Amelie (2001)     

Jean-Pierre Jeunet
An unapologetic 'love story' like this can only work if it is so well-done it innoculates itself against attack, and any attempts at wholesale denouncement only uncover a critic who is a toad under a rock. The film is beautiful. The colors, the interior design, hyper-cool (pronounced eep-air-kul). Emerald green and wood if anything. Almost makes you want to move to Paris, or at least this Paris. In the real Paris, apartments are called immeubles, and they do not have dark wood paneling, emerald green, crimson walls or polished lamps, or brass. They don't have brass like they're supposed to. They have tin. They do have copper but you're not allowed to see it. In general, they are small and dank, with random cats climbing around outside of windows. In the real Paris, when you come out of the subway, you'll do well not get pissed on by some smelly old man, and he's not even homeless. But you have to go. Everyone has to go. The film also handles the deeper theme of 'magic and explanation'. The repair man is ghost is a repair man—is a ghost? Love is fate is circumstance—is fate? I believe the magic works in this film in contrast to the out of place magic in Ghost World. The urgency of young lovers recalls Run Lola Run, which was based on a French cooking show from ten years earlier called Bake Julia Bake. The glowing red key in the pocket is the cartoon box that Uma Thurman draws in Pulp Friction.

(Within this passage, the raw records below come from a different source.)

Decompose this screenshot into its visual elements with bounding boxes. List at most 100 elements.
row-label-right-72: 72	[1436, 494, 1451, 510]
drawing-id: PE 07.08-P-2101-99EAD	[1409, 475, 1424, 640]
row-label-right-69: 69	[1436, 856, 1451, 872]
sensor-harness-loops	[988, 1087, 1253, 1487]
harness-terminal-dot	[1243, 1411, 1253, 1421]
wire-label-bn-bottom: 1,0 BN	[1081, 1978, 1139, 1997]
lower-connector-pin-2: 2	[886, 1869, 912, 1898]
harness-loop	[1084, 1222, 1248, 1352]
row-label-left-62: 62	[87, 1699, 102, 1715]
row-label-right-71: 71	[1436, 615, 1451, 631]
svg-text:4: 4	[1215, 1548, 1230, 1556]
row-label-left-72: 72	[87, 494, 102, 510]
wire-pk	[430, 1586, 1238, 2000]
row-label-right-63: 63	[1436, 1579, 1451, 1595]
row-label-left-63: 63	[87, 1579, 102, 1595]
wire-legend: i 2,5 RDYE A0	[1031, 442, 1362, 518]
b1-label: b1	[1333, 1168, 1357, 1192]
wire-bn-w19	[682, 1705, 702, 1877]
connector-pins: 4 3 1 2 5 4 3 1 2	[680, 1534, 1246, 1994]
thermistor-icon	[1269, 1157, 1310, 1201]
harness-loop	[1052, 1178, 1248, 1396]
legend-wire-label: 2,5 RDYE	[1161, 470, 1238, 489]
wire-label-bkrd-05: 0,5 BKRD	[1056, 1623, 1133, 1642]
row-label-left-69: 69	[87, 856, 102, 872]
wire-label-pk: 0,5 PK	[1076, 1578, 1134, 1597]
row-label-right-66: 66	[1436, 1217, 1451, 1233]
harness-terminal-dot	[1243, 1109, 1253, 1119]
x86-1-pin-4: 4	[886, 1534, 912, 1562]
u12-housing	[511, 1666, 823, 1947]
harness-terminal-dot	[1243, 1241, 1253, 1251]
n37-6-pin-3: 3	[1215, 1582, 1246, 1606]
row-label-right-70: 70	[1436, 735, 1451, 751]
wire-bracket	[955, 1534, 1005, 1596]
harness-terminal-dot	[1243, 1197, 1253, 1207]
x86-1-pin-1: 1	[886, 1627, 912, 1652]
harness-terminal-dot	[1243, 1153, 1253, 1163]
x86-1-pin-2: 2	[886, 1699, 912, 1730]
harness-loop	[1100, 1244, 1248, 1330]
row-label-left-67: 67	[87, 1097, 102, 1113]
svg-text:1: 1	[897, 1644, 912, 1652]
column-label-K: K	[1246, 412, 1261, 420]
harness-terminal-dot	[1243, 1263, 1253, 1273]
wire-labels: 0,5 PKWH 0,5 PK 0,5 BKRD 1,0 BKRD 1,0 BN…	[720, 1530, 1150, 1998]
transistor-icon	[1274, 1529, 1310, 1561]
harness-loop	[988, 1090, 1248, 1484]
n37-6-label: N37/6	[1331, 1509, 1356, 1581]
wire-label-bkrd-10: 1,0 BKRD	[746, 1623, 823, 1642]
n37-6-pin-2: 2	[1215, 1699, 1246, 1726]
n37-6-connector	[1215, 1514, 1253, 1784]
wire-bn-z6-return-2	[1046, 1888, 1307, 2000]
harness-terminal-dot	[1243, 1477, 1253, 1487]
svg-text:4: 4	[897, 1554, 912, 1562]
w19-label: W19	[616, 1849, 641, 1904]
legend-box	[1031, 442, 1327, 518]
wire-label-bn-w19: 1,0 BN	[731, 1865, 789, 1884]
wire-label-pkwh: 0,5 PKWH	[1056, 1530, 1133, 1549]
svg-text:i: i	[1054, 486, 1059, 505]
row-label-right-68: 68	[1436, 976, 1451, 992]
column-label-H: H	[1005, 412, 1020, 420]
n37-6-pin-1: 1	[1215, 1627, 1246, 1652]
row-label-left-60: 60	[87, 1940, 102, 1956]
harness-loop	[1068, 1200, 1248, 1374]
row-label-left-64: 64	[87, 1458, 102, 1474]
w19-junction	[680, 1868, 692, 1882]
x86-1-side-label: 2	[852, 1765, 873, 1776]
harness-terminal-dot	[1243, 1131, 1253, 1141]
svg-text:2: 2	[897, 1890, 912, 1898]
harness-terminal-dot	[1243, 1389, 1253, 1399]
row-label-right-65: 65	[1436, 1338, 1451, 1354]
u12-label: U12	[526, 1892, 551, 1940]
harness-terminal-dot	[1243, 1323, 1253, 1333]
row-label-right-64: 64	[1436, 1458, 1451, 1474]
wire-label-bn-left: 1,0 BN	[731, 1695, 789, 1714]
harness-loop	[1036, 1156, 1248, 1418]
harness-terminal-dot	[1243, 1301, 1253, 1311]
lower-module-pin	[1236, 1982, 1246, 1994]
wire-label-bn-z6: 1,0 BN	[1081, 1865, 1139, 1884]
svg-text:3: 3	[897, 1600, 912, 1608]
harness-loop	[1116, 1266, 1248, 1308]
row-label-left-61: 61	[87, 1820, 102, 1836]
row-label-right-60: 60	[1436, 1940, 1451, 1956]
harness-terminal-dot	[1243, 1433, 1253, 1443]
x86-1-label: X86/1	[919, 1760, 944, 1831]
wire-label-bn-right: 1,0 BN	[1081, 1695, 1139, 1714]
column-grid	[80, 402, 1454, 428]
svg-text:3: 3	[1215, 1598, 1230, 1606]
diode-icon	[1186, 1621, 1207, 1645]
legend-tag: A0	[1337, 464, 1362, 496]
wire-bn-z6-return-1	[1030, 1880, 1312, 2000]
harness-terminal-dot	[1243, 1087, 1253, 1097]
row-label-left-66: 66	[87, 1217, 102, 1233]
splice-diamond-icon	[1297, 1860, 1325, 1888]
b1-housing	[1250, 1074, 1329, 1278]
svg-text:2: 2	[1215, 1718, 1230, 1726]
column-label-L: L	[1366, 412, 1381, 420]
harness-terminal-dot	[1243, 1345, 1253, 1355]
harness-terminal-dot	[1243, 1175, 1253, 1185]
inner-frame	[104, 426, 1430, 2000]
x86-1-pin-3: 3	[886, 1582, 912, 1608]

For one movie to have so many interesting characters, surely, some principle of physics must have been victimized, or at least won over with charm and persistance, or victimized. Jean-Pierre Jeunet exhibits thoughtful and sympathetic treatment of his characters a la Eric Rohmer. The motorcycle riding at the end echoes the ending of Wong Kar-Wai's Fallen Angels. "It's been so long since I've ridden pillion." With the horse running the Tour de France, JPJ follows a long list of filmmakers who insert powerful video footage right smack in the middle of their film: Wong Kar-Wai in In The Mood For Love, Stanley Kubrick in Paths of Glory, and even the Tour itself is used in an earlier French film, The Vanishing. It's like creme brulee, excessive but I would not want a world without it. Art is supposed to be about innovation, but I think sometimes, the fact of something having been done before is ‘not the point’ when it makes us happyl. Why do I feel like I've said this five times? In summary, Amelie is over-the-top, but I forgive it. Although once will be enough for now.